WXUS (102.3 FM) is a commercial radio station licensed to Dunnellon, Florida, and broadcasting to the Ocala media market. It is owned by JVC Broadcasting and airs a radio format combining country music and Southern-influenced classic rock. The studios and offices are on SW 7th Street in Ocala.

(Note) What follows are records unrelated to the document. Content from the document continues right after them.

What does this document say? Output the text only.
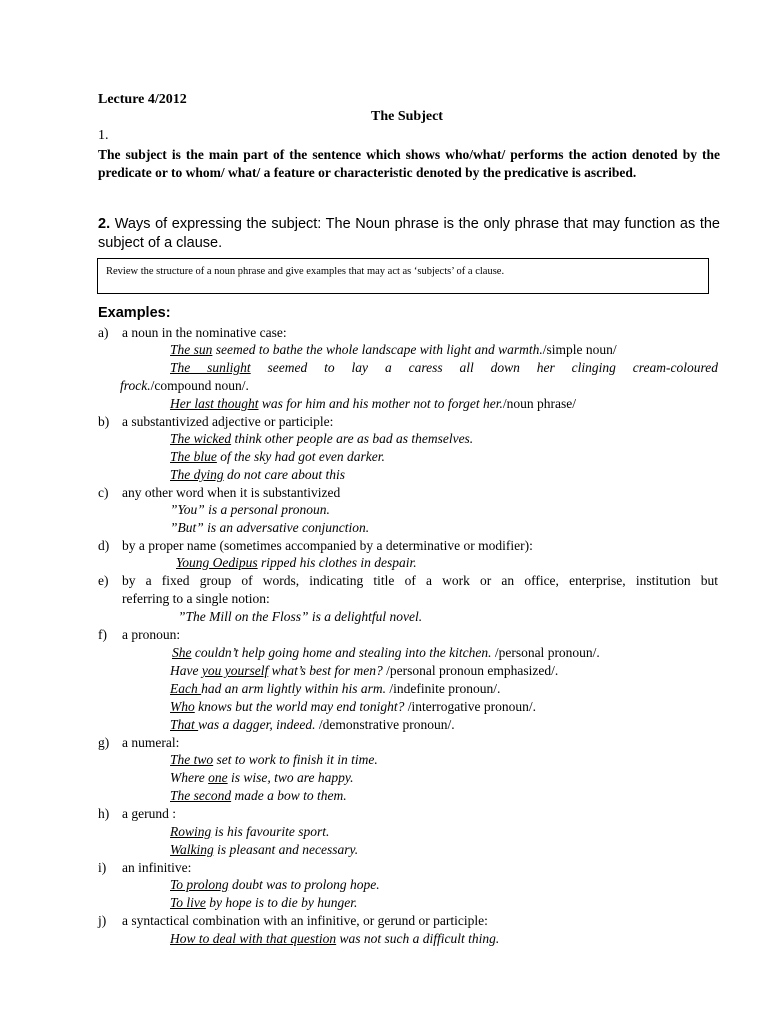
Lecture 4/2012
The Subject
1.
The subject is the main part of the sentence which shows who/what/ performs the action denoted by the predicate or to whom/ what/ a feature or characteristic denoted by the predicative is ascribed.
2. Ways of expressing the subject: The Noun phrase is the only phrase that may function as the subject of a clause.
Review the structure of a noun phrase and give examples that may act as ‘subjects’ of a clause.
Examples:
a) a noun in the nominative case:
The sun seemed to bathe the whole landscape with light and warmth./simple noun/
The sunlight seemed to lay a caress all down her clinging cream-coloured
frock./compound noun/.
Her last thought was for him and his mother not to forget her./noun phrase/
b) a substantivized adjective or participle:
The wicked think other people are as bad as themselves.
The blue of the sky had got even darker.
The dying do not care about this
c) any other word when it is substantivized
”You” is a personal pronoun.
”But” is an adversative conjunction.
d) by a proper name (sometimes accompanied by a determinative or modifier):
Young Oedipus ripped his clothes in despair.
e)	by a fixed group of words, indicating title of a work or an office, enterprise, institution but
referring to a single notion:
”The Mill on the Floss” is a delightful novel.
f) a pronoun:
She couldn’t help going home and stealing into the kitchen. /personal pronoun/.
Have you yourself what’s best for men? /personal pronoun emphasized/.
Each had an arm lightly within his arm. /indefinite pronoun/.
Who knows but the world may end tonight? /interrogative pronoun/.
That was a dagger, indeed. /demonstrative pronoun/.
g) a numeral:
The two set to work to finish it in time.
Where one is wise, two are happy.
The second made a bow to them.
h) a gerund :
Rowing is his favourite sport.
Walking is pleasant and necessary.
i) an infinitive:
To prolong doubt was to prolong hope.
To live by hope is to die by hunger.
j) a syntactical combination with an infinitive, or gerund or participle:
How to deal with that question was not such a difficult thing.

WXUS is a Class C2 station with an effective radiated power (ERP) of 50,000 watts. The transmitter is off West Highway 328 in Dunnellon.

==History==
===WTRS-FM===
WXUS first signed on the air on March 3, 1969 as WTRS-FM. It had 3,000 watts of power, a fraction of its current output. WTRS-FM (Welcome to Rainbow Springs) was Dunnellon's first radio station and one of the earliest successful FM Top 40 stations in Florida. WTRS-FM was sold in 1975 after one of its owners died in an automobile accident, and the format was changed to "Contemporary Easy Listening," a hybrid of beautiful music and adult contemporary. WTRS-FM was converted to a country format in 1978, and became one of West-Central Florida's most popular stations. The station was sold again in 1981 and switched to Drake-Chenault's beautiful music format, only to switch back to country music after only six months following a deluge of listener complaints. WTRS had been a country station continuously until 2016. In 1983 the station was sold to its then-owner, Asterisk Communications, who upgraded the WTRS signal from 3,000 to 50,000 watts and in 1988 moved the station to new studios in Ocala.

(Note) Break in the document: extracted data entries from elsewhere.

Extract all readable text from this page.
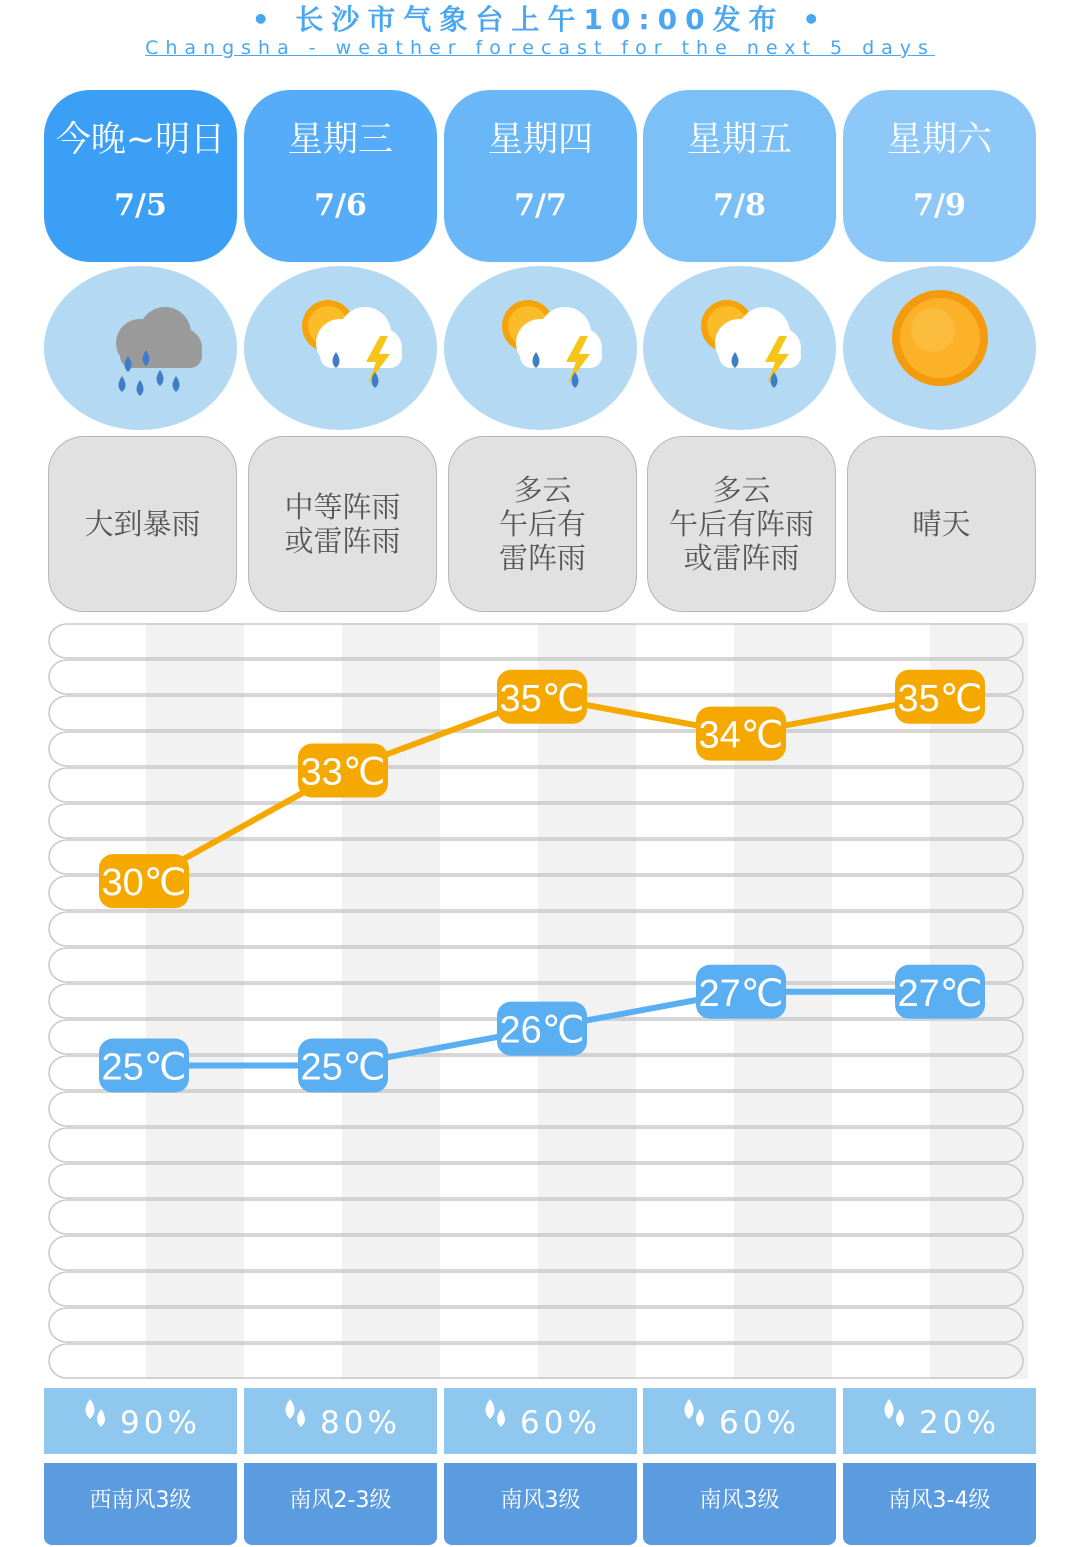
• 长沙市气象台上午10:00发布 •
Changsha - weather forecast for the next 5 days
今晚~明日
7/5
大到暴雨
90%
西南风3级
星期三
7/6
中等阵雨
或雷阵雨
80%
南风2-3级
星期四
7/7
多云
午后有
雷阵雨
60%
南风3级
星期五
7/8
多云
午后有阵雨
或雷阵雨
60%
南风3级
星期六
7/9
晴天
20%
南风3-4级
30℃
33℃
35℃
34℃
35℃
25℃	25℃
26℃
27℃	27℃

WTRS was unusual among country stations in that it took an implicitly male-oriented approach. It aired the male-appeal Bubba the Love Sponge Show, in morning drive time. The station's afternoon show, Dave and Bo, also aimed for a male audience.

On June 29, 2016 at 10 a.m., WTRS relaunched with a country-southern rock hybrid format, branded as "U.S. 102.3". The station changed its call sign to WXUS on July 5, 2016.

On July 31, 2017, Bubba The Love Sponge was dropped from the daily lineup.

===WTRS 920 AM (1970–1992)===
In 1970, WTRS added an AM station, broadcasting on 920 kHz with 500 watts of power. Beginning as a beautiful music station, AM 920 alternated between country and easy listening formats through the 1970s. The call letters were briefly WGAM from 1980 to 1982, programming first country music (Drake-Chenault's "Great American Country") and then adult standards.

In 1982 the station once again became WTRS and settled into a simulcast of 102.3 FM, which continued for ten years. In 1992, management believed few people were listening to the AM station. It surrendered its license to the FCC and its frequency was deleted.

==WXUS-HD2==
On June 22, 2019, WXUS launched an oldies format on its HD2 subchannel, branded as "True Oldies Y100". It carries the "True Oldies Channel" programmed by veteran DJ Scott Shannon.